第456話、分かってるよ、偽り成り代わる姿があからさまなのは
みなきが向かわんとしているその場所は。
こんなことがなければまず入ること叶わないであろう、所謂ビジター用の戦略会議室であった。
寿一と違って亜音夢は、この『ドリームランド』で常々行われるスポーツが大好きだったから。
こんな機会そうそう無いだろうし、寿一がそこにいるいないなしに、行ってみたかった場所であったはずなのは間違いなくて。

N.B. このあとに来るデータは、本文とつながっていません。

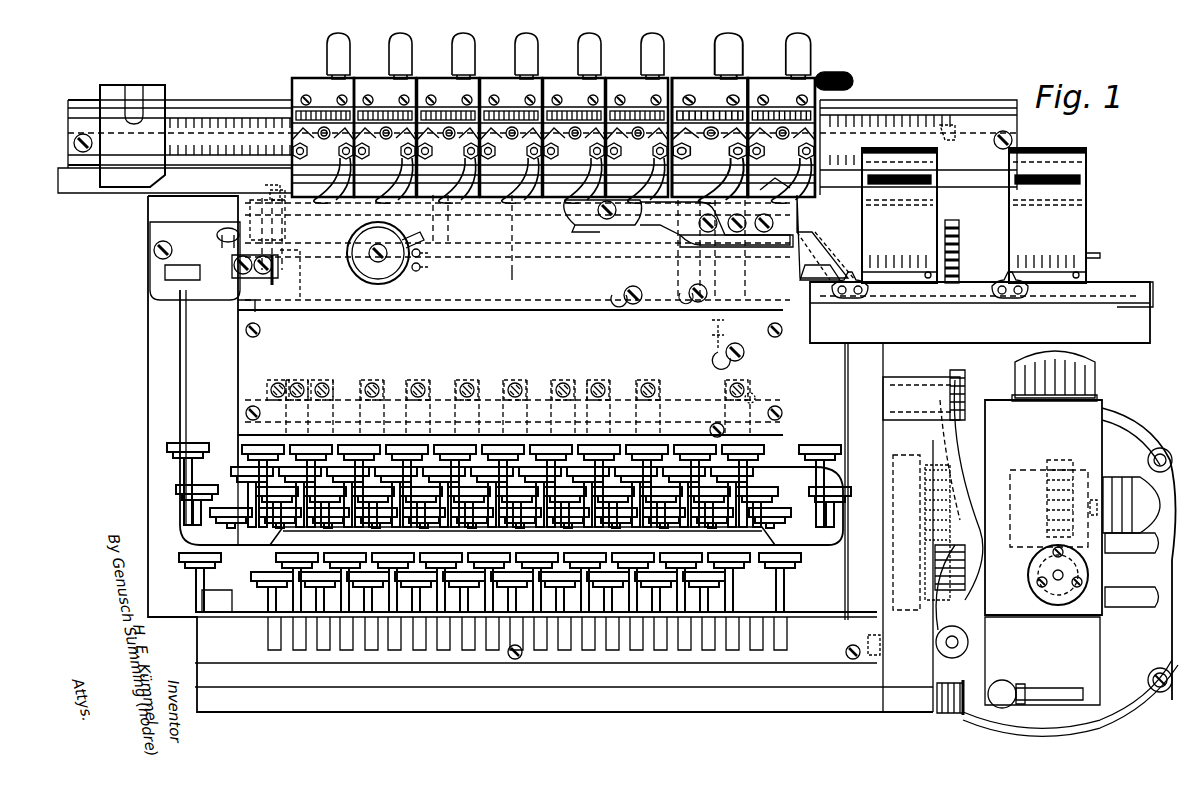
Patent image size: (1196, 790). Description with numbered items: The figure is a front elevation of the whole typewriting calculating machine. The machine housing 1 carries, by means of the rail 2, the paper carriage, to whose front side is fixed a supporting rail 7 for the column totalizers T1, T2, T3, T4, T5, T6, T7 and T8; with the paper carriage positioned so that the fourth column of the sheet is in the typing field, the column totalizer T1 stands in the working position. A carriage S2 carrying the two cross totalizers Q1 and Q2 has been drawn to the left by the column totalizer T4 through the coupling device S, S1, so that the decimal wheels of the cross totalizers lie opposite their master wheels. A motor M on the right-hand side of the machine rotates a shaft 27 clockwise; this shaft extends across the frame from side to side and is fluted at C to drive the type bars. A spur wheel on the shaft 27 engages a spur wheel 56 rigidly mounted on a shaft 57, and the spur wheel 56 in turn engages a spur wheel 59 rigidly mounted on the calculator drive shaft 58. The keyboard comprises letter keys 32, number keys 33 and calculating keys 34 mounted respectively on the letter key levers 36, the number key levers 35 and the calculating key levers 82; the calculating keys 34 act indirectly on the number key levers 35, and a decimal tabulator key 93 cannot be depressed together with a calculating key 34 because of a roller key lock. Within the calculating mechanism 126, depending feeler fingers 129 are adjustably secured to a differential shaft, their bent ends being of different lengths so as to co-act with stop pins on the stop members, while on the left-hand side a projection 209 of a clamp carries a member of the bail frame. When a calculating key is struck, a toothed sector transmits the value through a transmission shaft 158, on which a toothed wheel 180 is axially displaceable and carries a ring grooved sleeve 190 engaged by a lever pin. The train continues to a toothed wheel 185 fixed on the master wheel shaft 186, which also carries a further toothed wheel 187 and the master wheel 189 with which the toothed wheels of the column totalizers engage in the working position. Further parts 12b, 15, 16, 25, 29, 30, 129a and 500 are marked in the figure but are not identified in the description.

The machine housing 1 is at (157, 340).
The rail 2 is at (88, 190).
The supporting rail 7 is at (872, 112).
The stop 12b is at (950, 140).
The lever 15 is at (770, 190).
The bar 16 is at (690, 210).
The rack 25 is at (958, 375).
The shaft 27 is at (1094, 500).
The gear 29 is at (1040, 575).
The spring 30 is at (1058, 458).
The letter keys 32 is at (275, 465).
The number keys 33 is at (535, 452).
The calculating keys 34 is at (432, 592).
The number key levers 35 is at (455, 447).
The letter key levers 36 is at (630, 468).
The spur wheel 56 is at (920, 600).
The shaft 57 is at (915, 578).
The calculator drive shaft 58 is at (862, 660).
The spur wheel 59 is at (906, 668).
The calculating key levers 82 is at (625, 582).
The decimal tabulator key 93 is at (548, 582).
The calculating mechanism 126 is at (258, 300).
The feeler fingers 129 is at (322, 380).
The slot 129a is at (738, 382).
The transmission shaft 158 is at (339, 255).
The toothed wheel 180 is at (285, 265).
The toothed wheel 185 is at (270, 190).
The master wheel shaft 186 is at (282, 271).
The toothed wheel 187 is at (277, 195).
The master wheel 189 is at (518, 280).
The ring grooved sleeve 190 is at (252, 224).
The projection 209 is at (280, 378).
The plate 500 is at (1088, 255).
The fluted portion C is at (905, 505).
The motor M is at (1128, 440).
The cross totalizer Q1 is at (912, 214).
The cross totalizer Q2 is at (1078, 206).
The coupling device S is at (580, 182).
The coupling device part S1 is at (572, 220).
The carriage S2 is at (806, 300).
The column totalizer T1 is at (310, 86).
The column totalizer T2 is at (374, 86).
The column totalizer T3 is at (438, 86).
The column totalizer T4 is at (512, 86).
The column totalizer T5 is at (572, 86).
The column totalizer T6 is at (630, 86).
The column totalizer T7 is at (708, 88).
The column totalizer T8 is at (776, 88).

けっして表には出ないが、やっぱりちょっと申し訳ない気分になりつつも。
みなきは彼女なりに急いで踵を返して。
やがてその場所へと辿り着く。
分厚そうな両開き、取っ手付きの扉の向こうが、会議室なのだろう。
確かな複数の人の気配と、話し声が聞こえてくる。
だが、これだけきっかり閉められていると、正面切って堂々入って行くのは少しばかり憚られるような気がしなくもなかった。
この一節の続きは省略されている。